Al Ries argues the famous Apple campaign was a failure and too soft.
I don’t usually respond to articles in the trades, nor do I get into ranting, but I must say that Mr. Al Ries’s latest Ad Age column offers some pretty weak arguments in favor of hard sell vs soft sell.
For starters he confuses taglines with marketing. Taglines are simply expressions of a brand’s behaviors and beliefs. Ideally they sum up everything a company does and makes with a line that describes the product (The Ultimate Driving Machine), promises an outcome (Red Bull gives you wings), shares a compelling belief system (Real Beauty) or offers encouragement (Just do it.). But if the brands mentioned above prove anything, it’s that a brand’s behavior – products, service, accessibility, and inclusiveness – not its tagline that really matters.
Secondly, in an attempt to support his argument, he completely distorts one of the most brilliantly crafted marketing efforts of the last 20 years. Apple’s Think Different campaign. Ries argues the campaign was an utter failure, claiming its emotional appeal offered little motivation to buy products compared to A thousand songs in your pocket, the line that launched iPod five years later.
What Ries neglects to mention, of course, is that Steve Jobs launched Think Different right after returning to a company whose diminished stock price, demoralized work force, sorry product offerings and empty pipeline didn’t leave very many options.
But Apple did have a loyal community of believers who wanted the company to succeed. And Think Different gave them hope. The campaign was never designed to sell products. It was created to inspire the base, the market and the company’s employees. Which, of course, it did. When iPod emerged, it came from a company that once again stood for something worth believing in. One could probably argue that Think Different inspired the likes of iPod in the first place.

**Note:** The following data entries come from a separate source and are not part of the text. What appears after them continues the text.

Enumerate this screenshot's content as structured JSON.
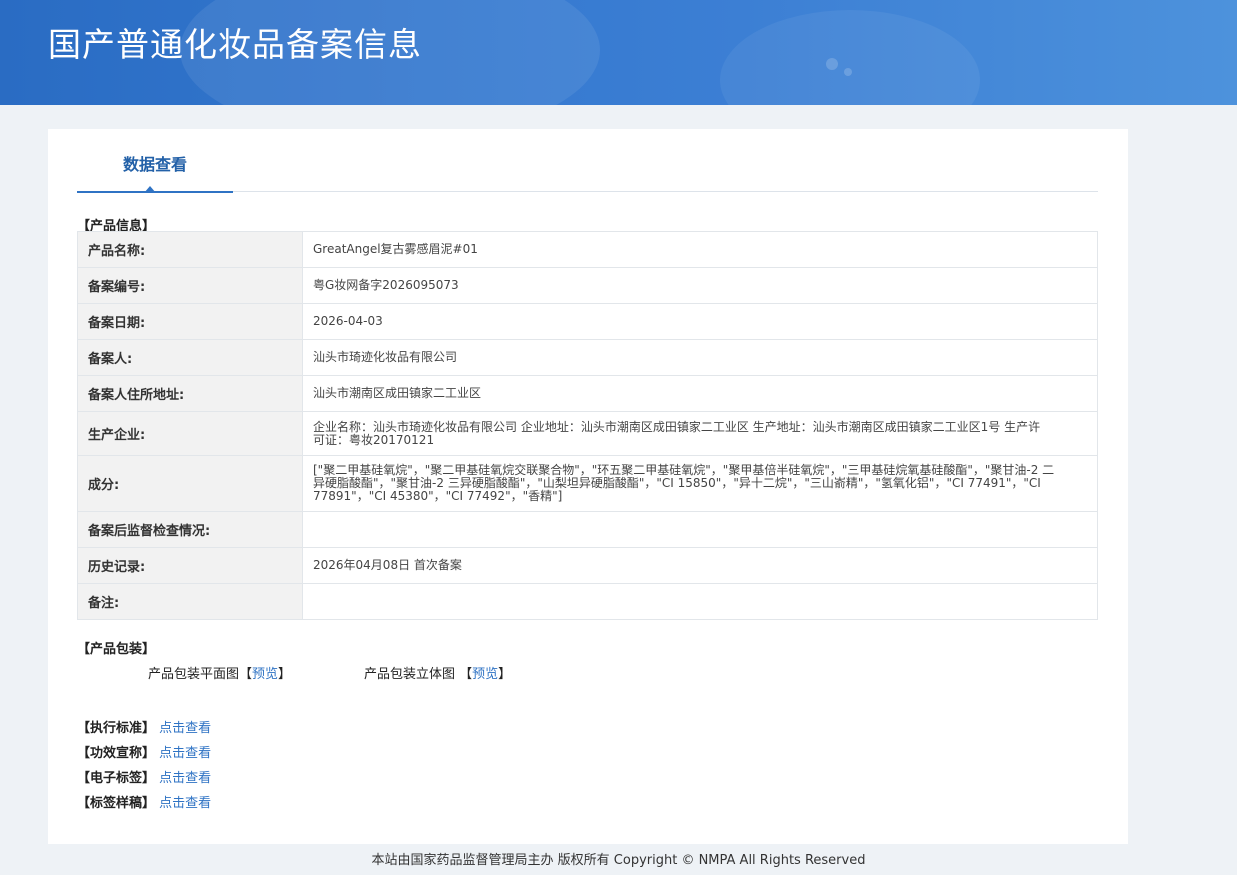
{
  "header": {
    "title": "国产普通化妆品备案信息"
  },
  "tab": {
    "label": "数据查看"
  },
  "product_info": {
    "section_label": "【产品信息】",
    "rows": [
      {
        "key": "产品名称:",
        "value": "GreatAngel复古雾感眉泥#01"
      },
      {
        "key": "备案编号:",
        "value": "粤G妆网备字2026095073"
      },
      {
        "key": "备案日期:",
        "value": "2026-04-03"
      },
      {
        "key": "备案人:",
        "value": "汕头市琦迹化妆品有限公司"
      },
      {
        "key": "备案人住所地址:",
        "value": "汕头市潮南区成田镇家二工业区"
      },
      {
        "key": "生产企业:",
        "value": "企业名称：汕头市琦迹化妆品有限公司 企业地址：汕头市潮南区成田镇家二工业区 生产地址：汕头市潮南区成田镇家二工业区1号 生产许可证：粤妆20170121"
      },
      {
        "key": "成分:",
        "value": "[\"聚二甲基硅氧烷\"，\"聚二甲基硅氧烷交联聚合物\"，\"环五聚二甲基硅氧烷\"，\"聚甲基倍半硅氧烷\"，\"三甲基硅烷氧基硅酸酯\"，\"聚甘油-2 二异硬脂酸酯\"，\"聚甘油-2 三异硬脂酸酯\"，\"山梨坦异硬脂酸酯\"，\"CI 15850\"，\"异十二烷\"，\"三山嵛精\"，\"氢氧化铝\"，\"CI 77491\"，\"CI 77891\"，\"CI 45380\"，\"CI 77492\"，\"香精\"]"
      },
      {
        "key": "备案后监督检查情况:",
        "value": ""
      },
      {
        "key": "历史记录:",
        "value": "2026年04月08日 首次备案"
      },
      {
        "key": "备注:",
        "value": ""
      }
    ]
  },
  "packaging": {
    "section_label": "【产品包装】",
    "flat_label": "产品包装平面图【",
    "flat_link": "预览",
    "flat_close": "】",
    "solid_label": "产品包装立体图 【",
    "solid_link": "预览",
    "solid_close": "】"
  },
  "links": [
    {
      "label": "【执行标准】",
      "link": "点击查看"
    },
    {
      "label": "【功效宣称】",
      "link": "点击查看"
    },
    {
      "label": "【电子标签】",
      "link": "点击查看"
    },
    {
      "label": "【标签样稿】",
      "link": "点击查看"
    }
  ],
  "footer": {
    "text": "本站由国家药品监督管理局主办 版权所有 Copyright © NMPA All Rights Reserved"
  }
}
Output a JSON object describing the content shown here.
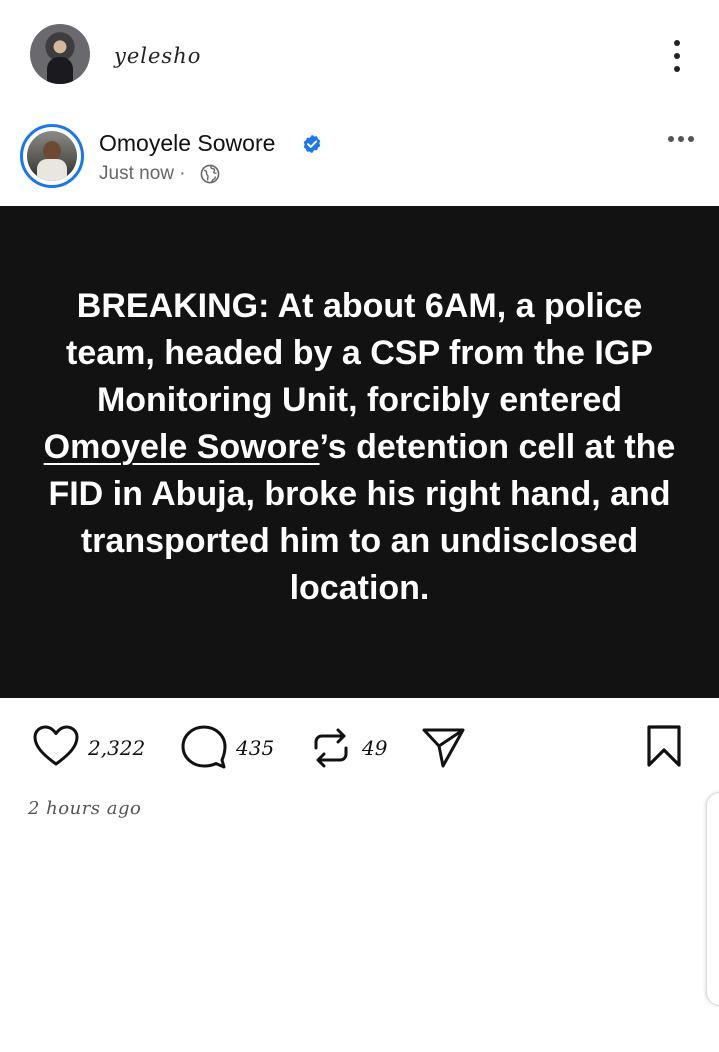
{
  "header": {
    "username": "yelesho"
  },
  "post": {
    "author": "Omoyele Sowore",
    "timestamp": "Just now",
    "meta_separator": "·",
    "text_before": "BREAKING: At about 6AM, a police team, headed by a CSP from the IGP Monitoring Unit, forcibly entered ",
    "mention": "Omoyele Sowore",
    "text_after": "’s detention cell at the FID in Abuja, broke his right hand, and transported him to an undisclosed location."
  },
  "actions": {
    "likes": "2,322",
    "comments": "435",
    "reposts": "49"
  },
  "footer": {
    "time_ago": "2 hours ago"
  },
  "colors": {
    "verified": "#1877f2",
    "card_bg": "#121212"
  },
  "icons": [
    "more-vertical-icon",
    "verified-badge-icon",
    "globe-icon",
    "more-horizontal-icon",
    "heart-icon",
    "comment-icon",
    "repost-icon",
    "send-icon",
    "bookmark-icon"
  ]
}
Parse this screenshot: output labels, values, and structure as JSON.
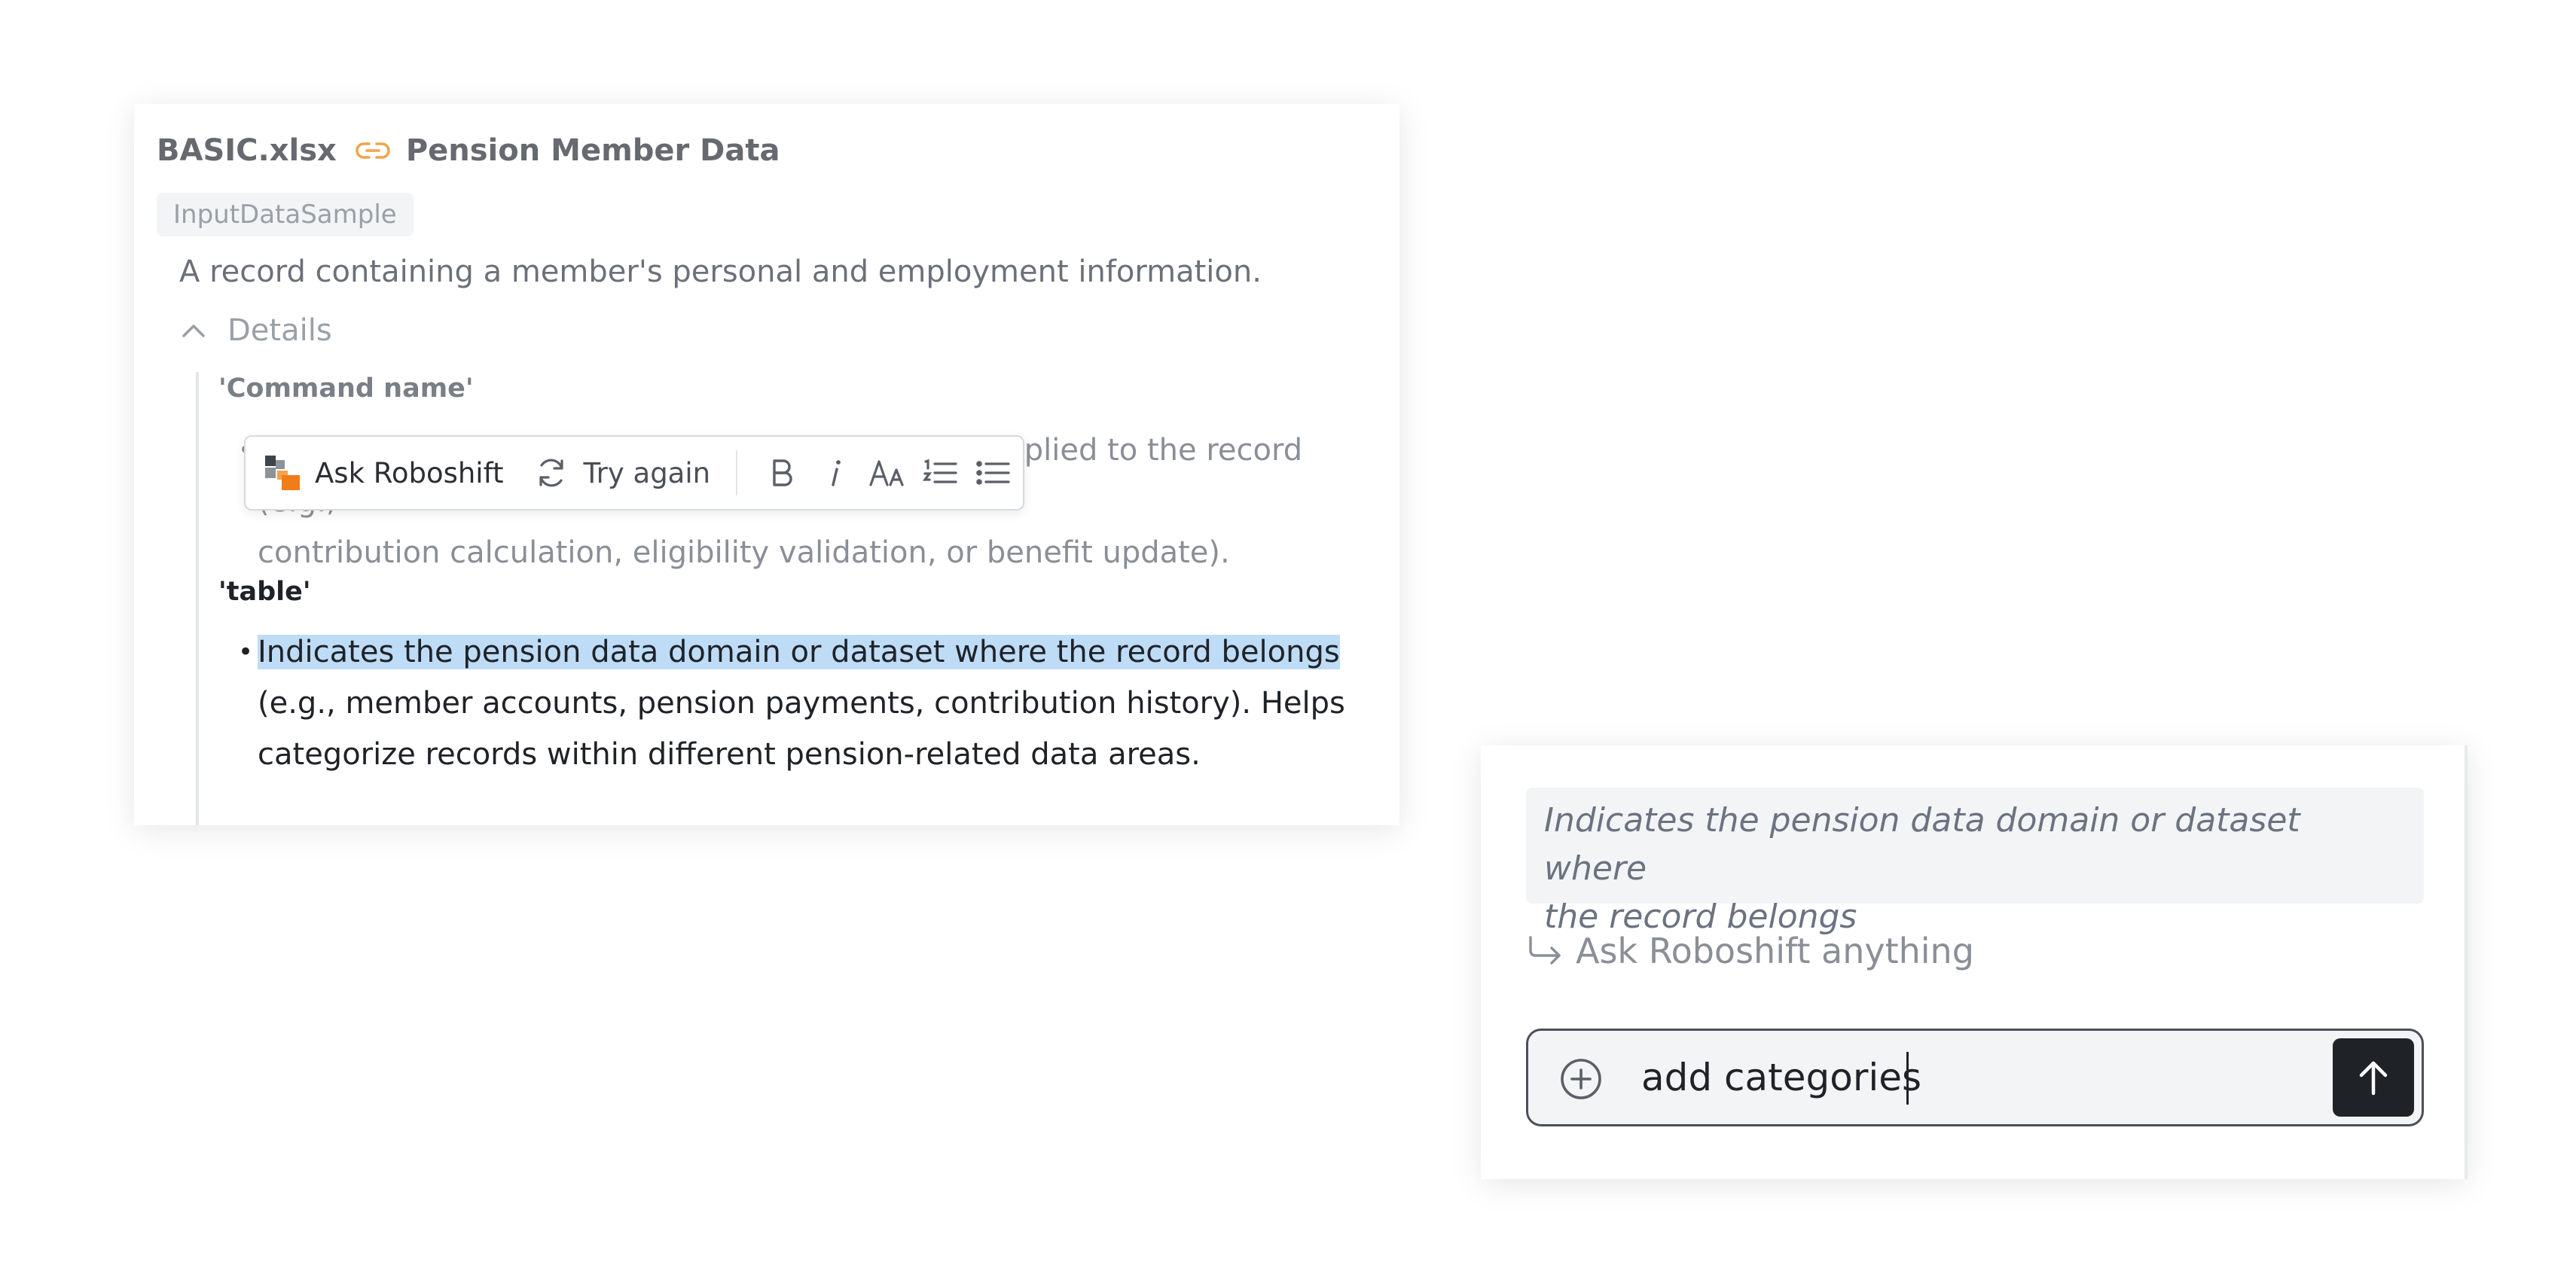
{
  "card": {
    "filename": "BASIC.xlsx",
    "dataset_title": "Pension Member Data",
    "chip_label": "InputDataSample",
    "description": "A record containing a member's personal and employment information.",
    "details_label": "Details",
    "fields": [
      {
        "name": "'Command name'",
        "bullet_line1": "Represents the pension-related processing step applied to the record (e.g.,",
        "bullet_line2": "contribution calculation, eligibility validation, or benefit update)."
      },
      {
        "name": "'table'",
        "bullet_highlight": "Indicates the pension data domain or dataset where the record belongs",
        "bullet_line2": "(e.g., member accounts, pension payments, contribution history). Helps",
        "bullet_line3": "categorize records within different pension-related data areas."
      }
    ]
  },
  "toolbar": {
    "ask_label": "Ask Roboshift",
    "try_again_label": "Try again",
    "buttons": [
      "bold",
      "italic",
      "font-size",
      "numbered-list",
      "bulleted-list"
    ]
  },
  "panel": {
    "quoted_text_line1": "Indicates the pension data domain or dataset where",
    "quoted_text_line2": "the record belongs",
    "ask_anything_label": "Ask Roboshift anything",
    "input_value": "add categories"
  },
  "colors": {
    "accent_orange": "#f0a44b",
    "logo_orange": "#f07d1a",
    "highlight": "#bfdcf7",
    "send_button": "#1f2328"
  }
}
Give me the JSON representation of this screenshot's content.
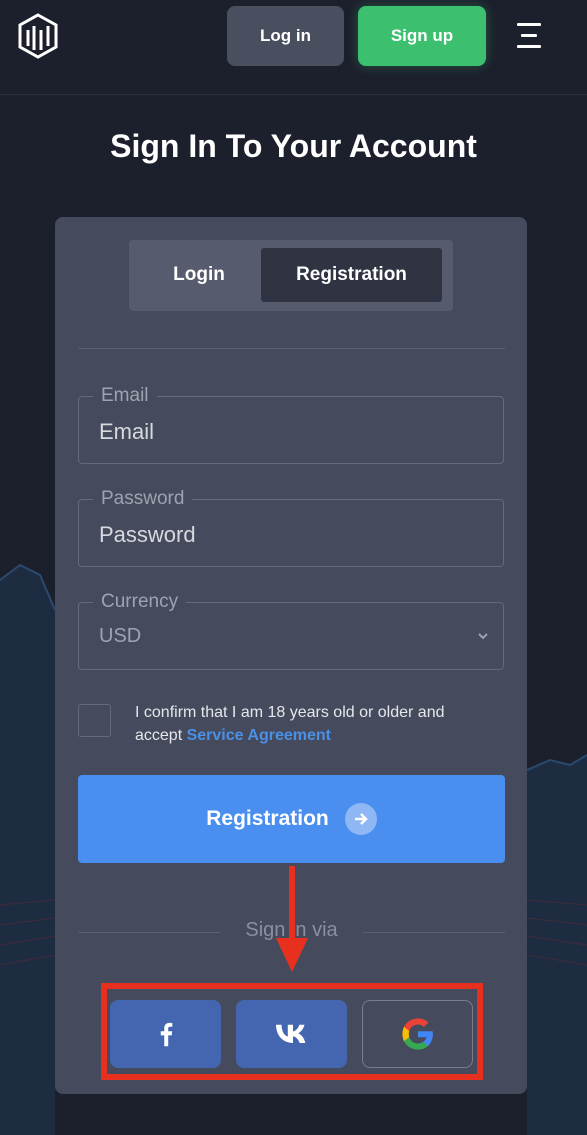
{
  "header": {
    "login_label": "Log in",
    "signup_label": "Sign up"
  },
  "title": "Sign In To Your Account",
  "tabs": {
    "login": "Login",
    "registration": "Registration",
    "active": "registration"
  },
  "form": {
    "email": {
      "legend": "Email",
      "placeholder": "Email",
      "value": ""
    },
    "password": {
      "legend": "Password",
      "placeholder": "Password",
      "value": ""
    },
    "currency": {
      "legend": "Currency",
      "value": "USD"
    },
    "confirm": {
      "text": "I confirm that I am 18 years old or older and accept",
      "link_text": "Service Agreement",
      "checked": false
    },
    "submit_label": "Registration"
  },
  "social": {
    "heading": "Sign in via",
    "providers": [
      "facebook",
      "vk",
      "google"
    ]
  },
  "colors": {
    "background": "#1c1f2c",
    "card": "#454b5c",
    "signup_green": "#3cbf6e",
    "primary_blue": "#4a8ff0",
    "social_blue": "#4466b0",
    "link_blue": "#4a90e8",
    "highlight_red": "#e8301e"
  },
  "icons": {
    "logo": "brand-logo-icon",
    "menu": "hamburger-menu-icon",
    "chevron": "chevron-down-icon",
    "submit_arrow": "arrow-right-icon",
    "facebook": "facebook-icon",
    "vk": "vk-icon",
    "google": "google-icon"
  }
}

We live in an age when consumers are more media savvy than ever. They know when they’re being sold to. And they choose to consumer a company’s advertising just as they decide whether or not to buy its products.
The argument we should be having isn’t whether a tagline is emotional or feature driven. It’s whether or not a brand has a vision, the determination and resources to make products that deliver on that vision, and an advertising campaign that inspires people to take notice, play a role and care.
Sorry Al, but someone had to call you out.